As the season proceeds the group dynamic is slowly altered as new relationships form, bringing minor characters into more prominent roles and adding a new layer of intricacy. Hilariously tactless Cordelia’s unenthusiastic involvement with the Scooby Gang leads to a shallow, lustful pairing with Xander that actually enjoys some surprisingly sweet moments – most memorably in fun Valentine’s Day episode Bewitched, Bothered & Bewildered. Willow enters an adorable coupling with stoic guitarist Daniel ‘Oz’ Osbourne, whose calm personality and dry humour are thoroughly amiable inclusions; Giles meanwhile fumbles his way into a pleasantly cute romance with flirtatious teacher Jenny Calendar, which develops into a riveting new dimension of the main story.

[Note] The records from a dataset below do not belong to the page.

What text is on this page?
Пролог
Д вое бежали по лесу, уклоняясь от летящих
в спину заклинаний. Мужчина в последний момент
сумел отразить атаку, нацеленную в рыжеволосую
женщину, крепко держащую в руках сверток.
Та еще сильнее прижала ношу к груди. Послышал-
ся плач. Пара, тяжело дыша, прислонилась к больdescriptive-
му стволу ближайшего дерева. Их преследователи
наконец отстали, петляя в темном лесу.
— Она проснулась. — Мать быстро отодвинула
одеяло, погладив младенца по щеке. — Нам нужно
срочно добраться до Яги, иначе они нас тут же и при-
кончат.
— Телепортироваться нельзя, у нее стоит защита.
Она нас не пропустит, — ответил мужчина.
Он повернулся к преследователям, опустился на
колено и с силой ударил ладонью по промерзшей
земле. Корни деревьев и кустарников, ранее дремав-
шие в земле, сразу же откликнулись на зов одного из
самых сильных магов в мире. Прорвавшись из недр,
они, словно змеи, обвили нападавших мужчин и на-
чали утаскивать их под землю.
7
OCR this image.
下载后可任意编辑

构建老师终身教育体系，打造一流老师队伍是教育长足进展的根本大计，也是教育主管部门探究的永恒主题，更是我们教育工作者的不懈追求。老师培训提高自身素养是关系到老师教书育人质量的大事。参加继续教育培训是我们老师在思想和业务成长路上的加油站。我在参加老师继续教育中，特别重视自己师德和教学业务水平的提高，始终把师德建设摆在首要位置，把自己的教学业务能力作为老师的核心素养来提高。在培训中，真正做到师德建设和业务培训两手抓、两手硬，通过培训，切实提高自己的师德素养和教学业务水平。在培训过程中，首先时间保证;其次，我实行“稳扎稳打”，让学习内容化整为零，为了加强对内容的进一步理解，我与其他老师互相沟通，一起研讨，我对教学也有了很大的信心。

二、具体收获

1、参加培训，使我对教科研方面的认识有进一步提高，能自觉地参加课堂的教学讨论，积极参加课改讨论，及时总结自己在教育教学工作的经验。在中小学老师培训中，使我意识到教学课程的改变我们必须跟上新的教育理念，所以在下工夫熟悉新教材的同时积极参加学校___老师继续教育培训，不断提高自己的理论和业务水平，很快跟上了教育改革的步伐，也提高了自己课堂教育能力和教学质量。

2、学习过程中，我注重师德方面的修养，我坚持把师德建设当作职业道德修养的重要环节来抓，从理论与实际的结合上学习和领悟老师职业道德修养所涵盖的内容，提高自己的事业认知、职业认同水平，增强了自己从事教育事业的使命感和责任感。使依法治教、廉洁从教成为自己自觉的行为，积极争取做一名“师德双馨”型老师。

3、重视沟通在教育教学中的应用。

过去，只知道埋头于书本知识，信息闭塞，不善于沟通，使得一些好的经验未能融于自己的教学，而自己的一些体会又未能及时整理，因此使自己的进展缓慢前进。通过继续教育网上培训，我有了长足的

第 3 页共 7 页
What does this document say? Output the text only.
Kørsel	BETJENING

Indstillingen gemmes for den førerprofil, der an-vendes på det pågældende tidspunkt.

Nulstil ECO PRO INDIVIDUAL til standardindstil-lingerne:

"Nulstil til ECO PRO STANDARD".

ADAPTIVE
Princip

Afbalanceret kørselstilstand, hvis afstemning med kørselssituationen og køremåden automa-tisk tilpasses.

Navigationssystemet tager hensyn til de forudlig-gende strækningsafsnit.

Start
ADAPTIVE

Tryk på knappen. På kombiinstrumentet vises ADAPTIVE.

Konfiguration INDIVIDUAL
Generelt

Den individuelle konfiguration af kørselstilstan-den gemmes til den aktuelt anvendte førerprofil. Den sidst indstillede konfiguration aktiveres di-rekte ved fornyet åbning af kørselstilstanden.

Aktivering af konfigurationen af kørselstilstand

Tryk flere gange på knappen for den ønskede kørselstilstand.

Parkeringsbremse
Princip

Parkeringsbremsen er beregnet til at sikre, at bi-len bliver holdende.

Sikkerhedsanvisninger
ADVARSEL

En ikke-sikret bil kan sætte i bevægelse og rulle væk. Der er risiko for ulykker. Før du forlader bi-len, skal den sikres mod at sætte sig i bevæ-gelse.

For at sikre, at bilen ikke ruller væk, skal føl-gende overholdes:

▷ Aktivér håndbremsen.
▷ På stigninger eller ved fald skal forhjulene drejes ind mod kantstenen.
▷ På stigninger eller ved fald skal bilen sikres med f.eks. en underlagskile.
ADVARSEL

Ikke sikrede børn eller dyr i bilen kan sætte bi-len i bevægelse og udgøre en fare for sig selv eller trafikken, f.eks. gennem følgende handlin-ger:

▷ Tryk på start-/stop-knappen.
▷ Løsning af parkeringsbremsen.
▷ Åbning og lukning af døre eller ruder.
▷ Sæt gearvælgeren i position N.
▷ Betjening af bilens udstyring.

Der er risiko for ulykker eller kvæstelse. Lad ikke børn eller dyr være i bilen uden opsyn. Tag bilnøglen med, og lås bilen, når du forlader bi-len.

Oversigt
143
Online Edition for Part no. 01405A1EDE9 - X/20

Season two contains a number of notably admirable episodes; opener When She Was Bad supplies an uncomfortable vibe as Buffy struggles to process repressed feelings leftover from her chilling confrontation with vampire king The Master, building to a stirring release at its conclusion; School Hard introduces wildly charismatic couple Spike and Drusilla, establishing a lasting and seductively mesmerizing presence; Lie To Me is a well-written contemplation of secrets, deceit and the complexity of good and evil; and What’s My Line is a respectably action-packed two-parter with an exciting climactic feel. Forming the central core of the second season, the fiery romance between Buffy and Angel is the most captivating and intense storyline in Buffy The Vampire Slayer; the first dozen episodes of the season gradually set the stage for a sudden explosion in two-part bombshell Surprise and Innocence, blasting the suspense and emotional stakes into the stratosphere as blissful love is eclipsed by cruel, vicious destruction. The subsequent fallout provides some of the absolute best episodes the show has to offer – beautifully harrowing Passion is a gut-wrenching twist of the knife, and the magnificent Becoming is an awesomely devastating crescendo. Despite missteps in several individual episodes, the second season as a unified whole far exceeds the sum of its parts and ultimately delivers the absolute peak of this legendary series.